Anders Breivik loses human rights case against Norway

Court of Appeal overturned finding that mass killer’s near-isolation was inhuman

 Anders Breivik pictured in January. Breivik is serving Norway’s longest sentence of 21 years. Photograph: Lise Asserud/EPA

Anders Breivik pictured in January. Breivik is serving Norway’s longest sentence of 21 years. Photograph: Lise Asserud/EPA

 

Norwegian mass killer Anders Behring Breivik lost a human rights case on Wednesday when an appeals court overturned a lower court finding that his near-isolation in a three-room cell was inhuman.

Breivik, an anti-Muslim neo-Nazi, detonated a bomb in Oslo in July 2011 that killed eight people. He then gunned down 69 people, many of them teenagers, at a meeting of the youth wing of the then-ruling Labour Party.

“The Borgarting Court of Appeal has determined that Anders Behring Breivik is not, and has not been, subjected to torture or inhuman or degrading treatment,” the court said in a statement.

Strict conditions for Breivik, who has no contact with other inmates and has not repented for the attacks, were justified because there was a “high risk” that he would use violence in future and because other prisoners might attack him, it said.

A lower Oslo court had ruled in 2016 that the conditions, including frequent strip searches, violated a ban on “inhuman or degrading treatment” under the European Convention on Human Rights.

Survivors and relatives of the 77 dead welcomed Wednesday’s verdict after denouncing last year’s ruling as a perversion of a Convention that starts with the sentence “everyone’s right to life shall be protected by law”.

“We’re very relieved,” Lisbeth Roeyneland, head of the main support group, told Reuters. “I hope we don’t hear any more about that terrorist for many, many years.”

Breivik is serving Norway’s longest sentence, 21 years, which can be extended if he is still considered a threat.

Appeal to Supreme Court

Breivik’s lawyer Oeystein Storrvik expressed surprise at the verdict and said he would appeal to Norway’s Supreme Court.
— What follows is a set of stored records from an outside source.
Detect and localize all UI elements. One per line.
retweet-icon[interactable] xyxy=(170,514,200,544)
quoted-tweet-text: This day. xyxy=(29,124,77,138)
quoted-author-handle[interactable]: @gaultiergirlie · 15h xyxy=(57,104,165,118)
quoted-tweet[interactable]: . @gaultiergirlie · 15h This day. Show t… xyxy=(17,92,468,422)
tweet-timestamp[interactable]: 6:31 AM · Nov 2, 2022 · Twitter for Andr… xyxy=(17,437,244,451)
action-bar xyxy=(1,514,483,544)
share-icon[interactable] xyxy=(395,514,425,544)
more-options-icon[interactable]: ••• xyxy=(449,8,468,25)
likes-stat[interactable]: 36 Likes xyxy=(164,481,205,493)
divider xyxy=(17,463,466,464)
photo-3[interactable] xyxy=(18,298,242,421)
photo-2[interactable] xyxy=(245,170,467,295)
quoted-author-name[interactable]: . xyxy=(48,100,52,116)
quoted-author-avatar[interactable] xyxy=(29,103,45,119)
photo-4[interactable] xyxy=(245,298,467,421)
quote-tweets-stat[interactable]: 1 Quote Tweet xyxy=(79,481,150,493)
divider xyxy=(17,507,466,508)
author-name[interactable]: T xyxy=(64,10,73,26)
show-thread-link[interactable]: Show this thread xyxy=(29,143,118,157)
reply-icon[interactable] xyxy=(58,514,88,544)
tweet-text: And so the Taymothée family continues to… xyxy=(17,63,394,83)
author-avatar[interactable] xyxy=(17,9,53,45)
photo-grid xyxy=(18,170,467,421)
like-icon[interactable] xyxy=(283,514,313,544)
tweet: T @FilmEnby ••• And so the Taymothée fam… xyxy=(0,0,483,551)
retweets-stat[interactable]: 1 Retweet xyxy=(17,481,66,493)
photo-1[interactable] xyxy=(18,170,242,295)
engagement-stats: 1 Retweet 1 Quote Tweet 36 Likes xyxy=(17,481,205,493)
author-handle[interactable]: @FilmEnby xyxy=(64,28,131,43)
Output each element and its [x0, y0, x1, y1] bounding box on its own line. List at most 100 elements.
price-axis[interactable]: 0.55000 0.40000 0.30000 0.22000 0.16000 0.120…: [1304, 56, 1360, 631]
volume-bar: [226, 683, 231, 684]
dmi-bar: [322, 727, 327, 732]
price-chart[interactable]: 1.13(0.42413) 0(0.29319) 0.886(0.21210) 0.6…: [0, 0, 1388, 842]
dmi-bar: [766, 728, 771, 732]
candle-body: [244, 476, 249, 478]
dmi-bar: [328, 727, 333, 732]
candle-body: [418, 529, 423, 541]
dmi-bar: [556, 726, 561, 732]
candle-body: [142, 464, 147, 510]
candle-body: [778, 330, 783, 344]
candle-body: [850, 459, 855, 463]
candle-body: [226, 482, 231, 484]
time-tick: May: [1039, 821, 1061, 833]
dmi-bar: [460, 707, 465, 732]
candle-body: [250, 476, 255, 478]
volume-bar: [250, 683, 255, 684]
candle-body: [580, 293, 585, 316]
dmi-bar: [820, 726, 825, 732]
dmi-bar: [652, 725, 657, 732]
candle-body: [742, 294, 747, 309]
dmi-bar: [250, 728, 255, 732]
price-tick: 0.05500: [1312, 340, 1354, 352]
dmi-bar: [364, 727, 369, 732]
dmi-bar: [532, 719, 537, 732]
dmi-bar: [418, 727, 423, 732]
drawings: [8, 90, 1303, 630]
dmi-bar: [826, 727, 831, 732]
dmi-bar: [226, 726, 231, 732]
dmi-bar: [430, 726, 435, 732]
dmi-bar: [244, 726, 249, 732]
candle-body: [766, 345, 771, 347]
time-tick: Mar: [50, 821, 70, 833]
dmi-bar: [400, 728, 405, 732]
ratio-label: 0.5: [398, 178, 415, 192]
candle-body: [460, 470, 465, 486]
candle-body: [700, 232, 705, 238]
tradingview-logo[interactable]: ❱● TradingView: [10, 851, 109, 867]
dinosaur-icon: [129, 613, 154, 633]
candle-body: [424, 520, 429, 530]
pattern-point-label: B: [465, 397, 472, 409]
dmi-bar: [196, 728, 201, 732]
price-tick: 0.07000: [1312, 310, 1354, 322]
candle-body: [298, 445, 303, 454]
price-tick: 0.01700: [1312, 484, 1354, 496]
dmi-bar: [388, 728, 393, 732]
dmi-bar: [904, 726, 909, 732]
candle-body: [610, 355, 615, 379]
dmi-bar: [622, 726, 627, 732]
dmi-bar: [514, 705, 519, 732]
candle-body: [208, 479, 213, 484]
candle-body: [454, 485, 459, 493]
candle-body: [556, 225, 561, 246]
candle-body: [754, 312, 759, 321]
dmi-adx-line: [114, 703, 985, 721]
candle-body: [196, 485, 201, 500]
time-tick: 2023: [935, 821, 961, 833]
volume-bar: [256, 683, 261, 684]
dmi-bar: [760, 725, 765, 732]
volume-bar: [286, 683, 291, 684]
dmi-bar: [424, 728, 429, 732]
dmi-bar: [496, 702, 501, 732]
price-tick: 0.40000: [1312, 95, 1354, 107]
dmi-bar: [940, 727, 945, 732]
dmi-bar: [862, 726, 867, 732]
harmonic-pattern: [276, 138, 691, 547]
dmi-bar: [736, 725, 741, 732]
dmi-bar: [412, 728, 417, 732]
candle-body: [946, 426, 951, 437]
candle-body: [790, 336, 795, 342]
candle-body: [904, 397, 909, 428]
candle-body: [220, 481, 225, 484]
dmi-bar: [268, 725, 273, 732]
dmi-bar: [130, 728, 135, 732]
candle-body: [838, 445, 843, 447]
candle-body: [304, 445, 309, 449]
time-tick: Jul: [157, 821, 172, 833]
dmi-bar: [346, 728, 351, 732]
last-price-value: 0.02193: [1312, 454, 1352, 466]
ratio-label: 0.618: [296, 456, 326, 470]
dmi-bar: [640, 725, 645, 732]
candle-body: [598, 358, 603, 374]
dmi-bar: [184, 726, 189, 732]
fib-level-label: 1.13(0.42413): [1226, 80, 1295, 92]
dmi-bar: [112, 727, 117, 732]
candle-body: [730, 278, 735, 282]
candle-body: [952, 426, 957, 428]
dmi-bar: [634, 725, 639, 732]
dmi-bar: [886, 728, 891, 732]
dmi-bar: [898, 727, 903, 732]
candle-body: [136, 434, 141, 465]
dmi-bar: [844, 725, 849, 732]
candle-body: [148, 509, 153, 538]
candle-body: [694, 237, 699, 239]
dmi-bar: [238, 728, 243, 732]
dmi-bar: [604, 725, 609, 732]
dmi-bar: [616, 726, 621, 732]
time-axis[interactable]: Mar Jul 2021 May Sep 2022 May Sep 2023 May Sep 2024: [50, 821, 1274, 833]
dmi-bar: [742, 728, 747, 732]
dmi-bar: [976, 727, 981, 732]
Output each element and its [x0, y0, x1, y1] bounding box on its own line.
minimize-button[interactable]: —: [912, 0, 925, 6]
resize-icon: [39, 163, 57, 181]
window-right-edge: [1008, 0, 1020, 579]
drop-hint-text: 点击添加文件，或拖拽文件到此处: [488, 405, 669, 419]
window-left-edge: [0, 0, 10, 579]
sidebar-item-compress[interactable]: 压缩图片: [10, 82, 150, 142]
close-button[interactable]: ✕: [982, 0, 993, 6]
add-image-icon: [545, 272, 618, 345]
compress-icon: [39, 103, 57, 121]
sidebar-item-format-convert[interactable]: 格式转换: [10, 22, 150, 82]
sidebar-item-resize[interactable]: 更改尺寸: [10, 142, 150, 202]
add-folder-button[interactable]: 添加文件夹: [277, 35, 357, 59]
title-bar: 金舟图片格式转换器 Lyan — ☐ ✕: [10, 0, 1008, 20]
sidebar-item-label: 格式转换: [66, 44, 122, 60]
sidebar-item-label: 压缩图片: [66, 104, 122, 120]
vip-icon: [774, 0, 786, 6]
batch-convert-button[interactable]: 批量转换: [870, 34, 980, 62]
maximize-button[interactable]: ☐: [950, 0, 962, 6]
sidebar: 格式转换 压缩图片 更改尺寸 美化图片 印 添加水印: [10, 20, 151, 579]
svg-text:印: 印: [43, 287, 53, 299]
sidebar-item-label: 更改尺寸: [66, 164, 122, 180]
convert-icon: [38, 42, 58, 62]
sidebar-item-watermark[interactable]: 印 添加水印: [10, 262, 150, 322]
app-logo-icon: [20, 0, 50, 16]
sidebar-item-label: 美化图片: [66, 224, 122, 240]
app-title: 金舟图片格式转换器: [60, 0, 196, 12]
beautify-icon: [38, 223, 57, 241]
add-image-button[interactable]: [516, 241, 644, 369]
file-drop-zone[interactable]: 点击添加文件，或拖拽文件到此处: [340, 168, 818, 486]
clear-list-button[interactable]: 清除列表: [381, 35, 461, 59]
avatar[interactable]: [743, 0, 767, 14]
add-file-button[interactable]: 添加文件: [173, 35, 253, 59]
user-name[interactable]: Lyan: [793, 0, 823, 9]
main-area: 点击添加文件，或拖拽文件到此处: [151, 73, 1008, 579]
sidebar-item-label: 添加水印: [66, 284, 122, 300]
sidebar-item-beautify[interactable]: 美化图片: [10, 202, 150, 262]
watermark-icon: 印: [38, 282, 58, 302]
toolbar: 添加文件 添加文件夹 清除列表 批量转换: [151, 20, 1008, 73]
If that fails, Breivik can appeal to the European Court of Human Rights.

But the Norwegian Supreme Court generally only accepts cases that raise wider issues of legal principle. “The window is more narrow,” Ina Stroemstad, a district court judge, told Reuters.

The appeals court noted that Breivik lives in a three-room cell and can watch television and read newspapers and that limited contact with other inmates was under consideration.

At a March 2016 hearing in the district court, Breivik had said he was feeling bad in jail, complained about cold coffee and grumbled that jail food was “worse than waterboarding”.

But the appeals court heard in January that he wrote a “thank you” note to his guards after the lower court hearing, saying he did not mean to seem critical.

The appeals court also upheld a finding by the lower court that restrictions on Breivik’s letters and visitors were justified. Breivik’s only family visitor was his mother, who gave him a hug shortly before she died in 2013.